Andreas Søndergaard

Personal information
- Date of birth: 17 January 2001 (age 24)
- Place of birth: Nyborg, Denmark
- Height: 1.88 m (6 ft 2 in)
- Position: Goalkeeper

Team information
- Current team: Hobro
- Number: 1

Youth career
- 0000–2018: OB
- 2018–2021: Wolverhampton Wanderers

Senior career*
- Years: Team / Apps / (Gls)
- 2021–2023: Wolverhampton Wanderers / 0 / (0)
- 2021: → Randers (loan) / 0 / (0)
- 2022: → Hereford (loan) / 4 / (0)
- 2023: Swansea City / 0 / (0)
- 2023: Vestri / 0 / (0)
- 2024–: Hobro / 20 / (0)

International career
- 2016–2017: Denmark U16 / 6 / (0)
- 2017–2018: Denmark U17 / 11 / (0)
- 2018–2019: Denmark U18 / 3 / (0)
- 2019: Denmark U19 / 1 / (0)

= Andreas Søndergaard =

Danish goalkeeper (born 2001)

Andreas Søndergaard (born 17 January 2001) is a Danish professional footballer who plays as a goalkeeper for Danish 1st Division side Hobro IK.

==Career==

Søndergaard started his career with English Premier League side Wolves after receiving interest from Milan in the Italian Serie A. In 2021, he was sent on loan to Danish top flight club Randers. On 27 October 2021, Søndergaard debuted for Randers during a 4–0 win over Middelfart. Before the second half of 2021–22, Søndergaard was sent on loan to Hereford in the English sixth tier.

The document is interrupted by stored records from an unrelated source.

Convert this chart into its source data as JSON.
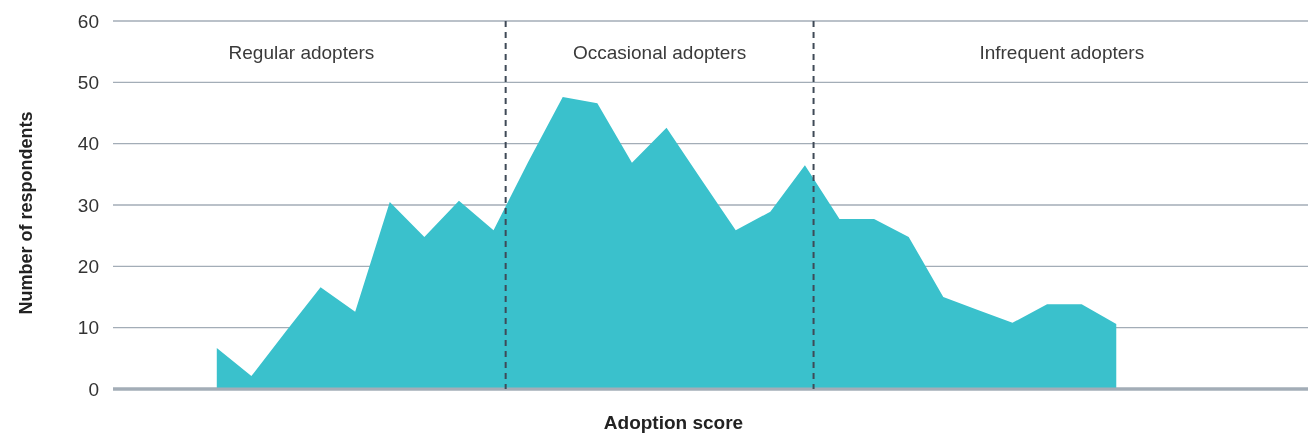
{
  "chart_data": {
    "type": "area",
    "xlabel": "Adoption score",
    "ylabel": "Number of respondents",
    "categories": [
      null,
      null,
      null,
      null,
      null,
      null,
      null,
      null,
      null,
      null,
      null,
      null,
      null,
      null,
      null,
      null,
      null,
      null,
      null,
      null,
      null,
      null,
      null,
      null,
      null,
      null,
      null
    ],
    "series": [
      {
        "color": "#3ac1cc",
        "values": [
          6.7,
          2.1,
          9.4,
          16.6,
          12.6,
          30.5,
          24.8,
          30.7,
          25.9,
          37,
          47.6,
          46.6,
          36.9,
          42.6,
          34.2,
          25.9,
          28.9,
          36.5,
          27.7,
          27.7,
          24.8,
          15.0,
          12.9,
          10.8,
          13.8,
          13.8,
          10.6
        ]
      }
    ],
    "ylim": [
      0,
      60
    ],
    "yticks": [
      0,
      10,
      20,
      30,
      40,
      50,
      60
    ],
    "grid": "y",
    "tick_labels": "y",
    "annotations": [
      "Regular adopters",
      "Occasional adopters",
      "Infrequent adopters"
    ]
  }
}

On 31 January 2023, Søndergaard left Wolves by mutual concent.

On 17 February 2023, Søndergaard joined Swansea City on a short-term deal.

In October 2023, Søndergaard joined Icelandic Besta deild karla club Vestri. Søndergaard never got to play for Vestri before signing a 3-year contract with Danish 1st Division side Hobro IK in late January.